By ensuring you have not only tax-deferred but also tax-free savings in the form of a Roth IRA, you’ll be tackling one of the most important topics in financial planning, tax diversification. By having your money multiple “pools” (In the United States this would be taxable, tax-deferred and tax-free), you give yourself the flexibility to withdraw funds from the most advantageous sources in retirement depending on your other sources of income and current tax laws at the time.

2. Deadline for Establishing a Qualified Retirement Plan

A qualified retirement plan is described in Section 401(a) of the Tax Code. The most common types of qualified plans are profit sharing plans and defined benefit plans. Usually, your contributions are not taxed until you withdraw money from your plan. Most retirement plans you obtain through your company are qualified plans.

3. Last Day to Sell Securities to Realize a Gain or Loss

Consider selling investments that have lost value, since it can be a useful tax reduction strategy. This strategy, called tax loss harvesting, can help reduce taxes on capital gains from profitable investments. We recommend that you simultaneously purchase a similar investment to keep the integrity of your portfolio.

For example, say an investor has $40,000 in a mutual fund that he paid $50,000 for has an unrealized loss of $10,000. By actually selling his position he realizes the loss of $10,000. This can be used to offset other gains in taxable accounts, or even reduce taxes if there is no gain elsewhere. Up to $3,000 per year can be used to offset “ordinary income” which includes income from wages, withdrawals from tax-deferred accounts and other sources. The investor could use $3,000 for three years in a row, and $1,000 in his final year, eventually using the entire $10,000 loss (hypothetical example).

4. Last Day to Complete Charitable Contributions

Your charitable contributions could have huge tax benefits for you, but you must complete your contributions before December 31st.

There are several ways to gift to a charity that may benefit you from a tax standpoint. First, let’s establish that for the purposes of this discussion a charity is a 501c3 organization that is qualified to receive tax-deductible contributions. Gifts to private individuals or other entities that are not 501c3 organizations are not eligible even if the intent is charitable.
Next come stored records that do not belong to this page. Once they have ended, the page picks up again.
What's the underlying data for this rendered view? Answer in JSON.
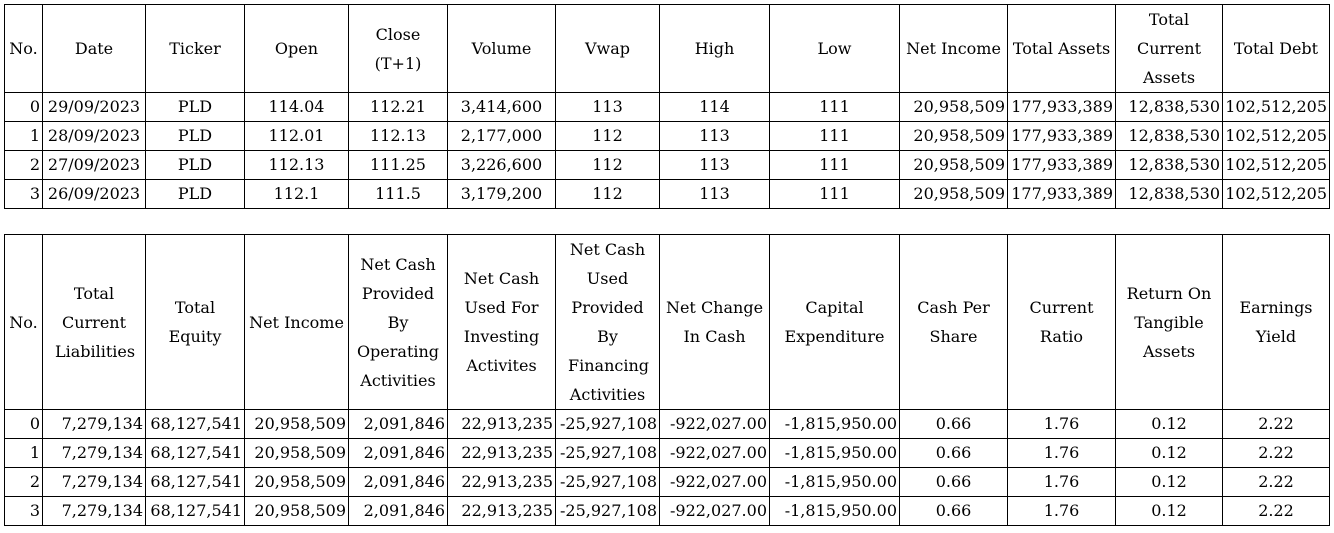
{
  "table1": {
    "headers": [
      "No.",
      "Date",
      "Ticker",
      "Open",
      "Close (T+1)",
      "Volume",
      "Vwap",
      "High",
      "Low",
      "Net Income",
      "Total Assets",
      "Total Current Assets",
      "Total Debt"
    ],
    "rows": [
      [
        "0",
        "29/09/2023",
        "PLD",
        "114.04",
        "112.21",
        "3,414,600",
        "113",
        "114",
        "111",
        "20,958,509",
        "177,933,389",
        "12,838,530",
        "102,512,205"
      ],
      [
        "1",
        "28/09/2023",
        "PLD",
        "112.01",
        "112.13",
        "2,177,000",
        "112",
        "113",
        "111",
        "20,958,509",
        "177,933,389",
        "12,838,530",
        "102,512,205"
      ],
      [
        "2",
        "27/09/2023",
        "PLD",
        "112.13",
        "111.25",
        "3,226,600",
        "112",
        "113",
        "111",
        "20,958,509",
        "177,933,389",
        "12,838,530",
        "102,512,205"
      ],
      [
        "3",
        "26/09/2023",
        "PLD",
        "112.1",
        "111.5",
        "3,179,200",
        "112",
        "113",
        "111",
        "20,958,509",
        "177,933,389",
        "12,838,530",
        "102,512,205"
      ]
    ]
  },
  "table2": {
    "headers": [
      "No.",
      "Total Current Liabilities",
      "Total Equity",
      "Net Income",
      "Net Cash Provided By Operating Activities",
      "Net Cash Used For Investing Activites",
      "Net Cash Used Provided By Financing Activities",
      "Net Change In Cash",
      "Capital Expenditure",
      "Cash Per Share",
      "Current Ratio",
      "Return On Tangible Assets",
      "Earnings Yield"
    ],
    "rows": [
      [
        "0",
        "7,279,134",
        "68,127,541",
        "20,958,509",
        "2,091,846",
        "22,913,235",
        "-25,927,108",
        "-922,027.00",
        "-1,815,950.00",
        "0.66",
        "1.76",
        "0.12",
        "2.22"
      ],
      [
        "1",
        "7,279,134",
        "68,127,541",
        "20,958,509",
        "2,091,846",
        "22,913,235",
        "-25,927,108",
        "-922,027.00",
        "-1,815,950.00",
        "0.66",
        "1.76",
        "0.12",
        "2.22"
      ],
      [
        "2",
        "7,279,134",
        "68,127,541",
        "20,958,509",
        "2,091,846",
        "22,913,235",
        "-25,927,108",
        "-922,027.00",
        "-1,815,950.00",
        "0.66",
        "1.76",
        "0.12",
        "2.22"
      ],
      [
        "3",
        "7,279,134",
        "68,127,541",
        "20,958,509",
        "2,091,846",
        "22,913,235",
        "-25,927,108",
        "-922,027.00",
        "-1,815,950.00",
        "0.66",
        "1.76",
        "0.12",
        "2.22"
      ]
    ]
  }
}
The gifts themselves can be in the form of cash or other assets such as stocks or real estate. The one asset you’re generally not going to be able to write off is the value of your own time when volunteering, although you may be able to write off expenses associated with charitable activities. Once you’ve determined your charity of choice and what asset (or amount of cash) you’d like to give, make sure you get a receipt for the gift.

Do your research beforehand regarding your own tax situation. Your charitable gift may not actually lower your tax bill if your total itemized deductions including charitable gifts are still lower than the standard deduction.
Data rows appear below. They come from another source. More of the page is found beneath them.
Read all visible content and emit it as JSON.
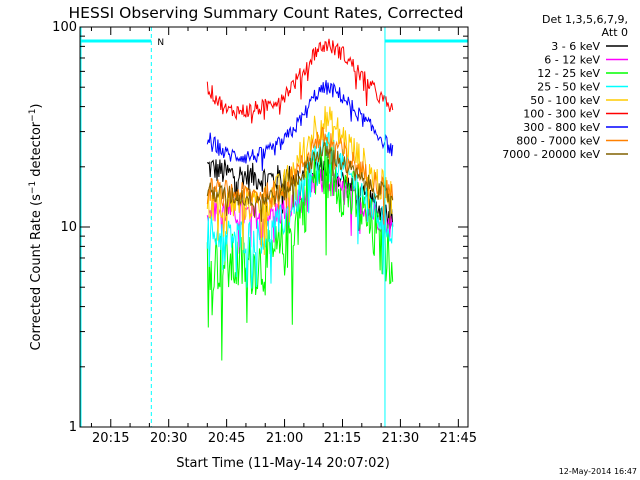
{
  "chart_data": {
    "type": "line",
    "title": "HESSI Observing Summary Count Rates, Corrected",
    "ylabel": "Corrected Count Rate (s⁻¹ detector⁻¹)",
    "xlabel": "Start Time (11-May-14 20:07:02)",
    "y_scale": "log",
    "ylim": [
      1,
      100
    ],
    "xlim": [
      "20:07:02",
      "21:47:30"
    ],
    "x_ticks": [
      "20:15",
      "20:30",
      "20:45",
      "21:00",
      "21:15",
      "21:30",
      "21:45"
    ],
    "y_ticks": [
      "1",
      "10",
      "100"
    ],
    "legend_header": [
      "Det 1,3,5,6,7,9,",
      "Att 0"
    ],
    "legend_position": "right",
    "series": [
      {
        "name": "3 - 6 keV",
        "color": "#000000",
        "noise": 0.07,
        "x": [
          "20:40",
          "20:45",
          "20:50",
          "20:55",
          "21:00",
          "21:05",
          "21:08",
          "21:11",
          "21:15",
          "21:20",
          "21:25",
          "21:28"
        ],
        "y": [
          20,
          18.5,
          18,
          17.5,
          17.5,
          18,
          19.5,
          20,
          17,
          14,
          12,
          11
        ]
      },
      {
        "name": "6 - 12 keV",
        "color": "#ff00ff",
        "noise": 0.07,
        "x": [
          "20:40",
          "20:45",
          "20:50",
          "20:55",
          "21:00",
          "21:05",
          "21:08",
          "21:11",
          "21:15",
          "21:20",
          "21:25",
          "21:28"
        ],
        "y": [
          12.5,
          12,
          11.5,
          11.5,
          12,
          14,
          16.5,
          17,
          15,
          13,
          11,
          10
        ]
      },
      {
        "name": "12 - 25 keV",
        "color": "#00ff00",
        "noise": 0.16,
        "x": [
          "20:40",
          "20:45",
          "20:50",
          "20:55",
          "21:00",
          "21:05",
          "21:08",
          "21:11",
          "21:15",
          "21:20",
          "21:25",
          "21:28"
        ],
        "y": [
          7,
          6.5,
          6.5,
          6.5,
          8,
          13,
          18,
          20,
          16,
          12,
          8,
          7
        ]
      },
      {
        "name": "25 - 50 keV",
        "color": "#00ffff",
        "noise": 0.09,
        "x": [
          "20:40",
          "20:45",
          "20:50",
          "20:55",
          "21:00",
          "21:05",
          "21:08",
          "21:11",
          "21:15",
          "21:20",
          "21:25",
          "21:28"
        ],
        "y": [
          9.5,
          9,
          9,
          9,
          11,
          16,
          23,
          25,
          20,
          15,
          11,
          9.5
        ]
      },
      {
        "name": "50 - 100 keV",
        "color": "#ffcc00",
        "noise": 0.09,
        "x": [
          "20:40",
          "20:45",
          "20:50",
          "20:55",
          "21:00",
          "21:05",
          "21:08",
          "21:11",
          "21:15",
          "21:20",
          "21:25",
          "21:28"
        ],
        "y": [
          13,
          13,
          13,
          13.5,
          16,
          24,
          32,
          34,
          28,
          21,
          16,
          14
        ]
      },
      {
        "name": "100 - 300 keV",
        "color": "#ff0000",
        "noise": 0.04,
        "x": [
          "20:40",
          "20:45",
          "20:50",
          "20:55",
          "21:00",
          "21:05",
          "21:08",
          "21:11",
          "21:15",
          "21:20",
          "21:25",
          "21:28"
        ],
        "y": [
          50,
          38,
          38,
          40,
          46,
          60,
          76,
          82,
          74,
          57,
          44,
          38
        ]
      },
      {
        "name": "300 - 800 keV",
        "color": "#0000ff",
        "noise": 0.04,
        "x": [
          "20:40",
          "20:45",
          "20:50",
          "20:55",
          "21:00",
          "21:05",
          "21:08",
          "21:11",
          "21:15",
          "21:20",
          "21:25",
          "21:28"
        ],
        "y": [
          28,
          23,
          22.5,
          23,
          27,
          36,
          46,
          50,
          45,
          35,
          28,
          24
        ]
      },
      {
        "name": "800 - 7000 keV",
        "color": "#ff8000",
        "noise": 0.06,
        "x": [
          "20:40",
          "20:45",
          "20:50",
          "20:55",
          "21:00",
          "21:05",
          "21:08",
          "21:11",
          "21:15",
          "21:20",
          "21:25",
          "21:28"
        ],
        "y": [
          15.5,
          15,
          14.5,
          14.5,
          16,
          21,
          27,
          28,
          24,
          19,
          16,
          15
        ]
      },
      {
        "name": "7000 - 20000 keV",
        "color": "#806000",
        "noise": 0.05,
        "x": [
          "20:40",
          "20:45",
          "20:50",
          "20:55",
          "21:00",
          "21:05",
          "21:08",
          "21:11",
          "21:15",
          "21:20",
          "21:25",
          "21:28"
        ],
        "y": [
          15,
          14.5,
          14,
          14,
          15,
          19,
          23,
          24,
          21,
          17,
          15,
          14
        ]
      }
    ],
    "night_intervals": [
      [
        "20:07:02",
        "20:25:30"
      ],
      [
        "21:26:00",
        "21:47:30"
      ]
    ],
    "night_color": "#00ffff",
    "night_marker": "N",
    "grid": false
  },
  "footer": {
    "timestamp": "12-May-2014 16:47"
  }
}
5. Deadline to Withdraw Required Minimum Distributions from an IRA

Make sure you take any required minimum distributions (RMDs) from your IRA, 401(k) or employer-sponsored plan if you have reached age 70½. If you neglect to take your RMD, you could face a 50% penalty on the amount of RMD not withdrawn.

6. Deadline to Open an Individual 401(k) for a Small Business

A Solo 401k can be an excellent option for business owners without employees or those whose business has no additional employees other than their spouse.
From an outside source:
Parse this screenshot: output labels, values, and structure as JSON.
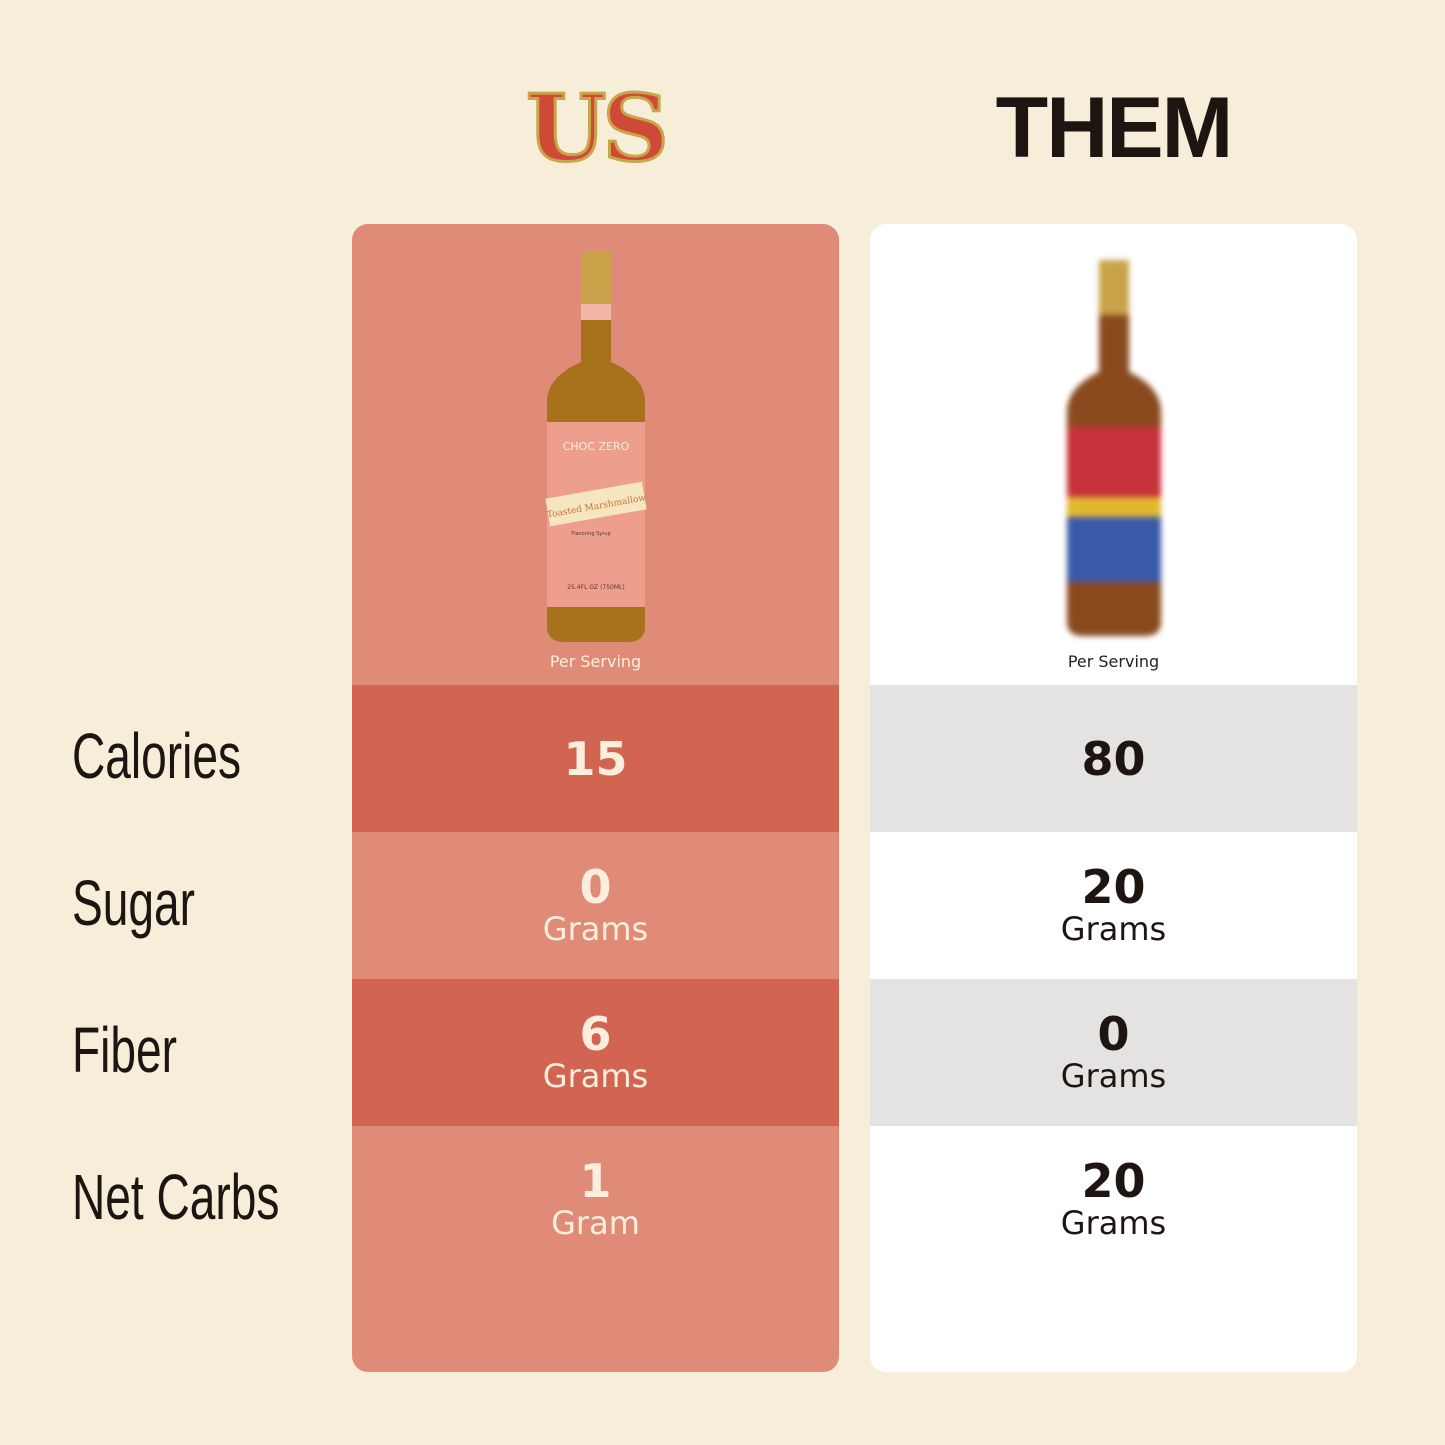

Generally, the plan must be set up by the end of the fiscal year for the business, usually, December 31st, although certain types of contributions may be made by the tax filing deadline (April 15th in most cases) or extended deadline.

Your employee contribution limit will be the same as those contributing to a regular 401k although you can also contribute additional amounts that are considered contributions of the company.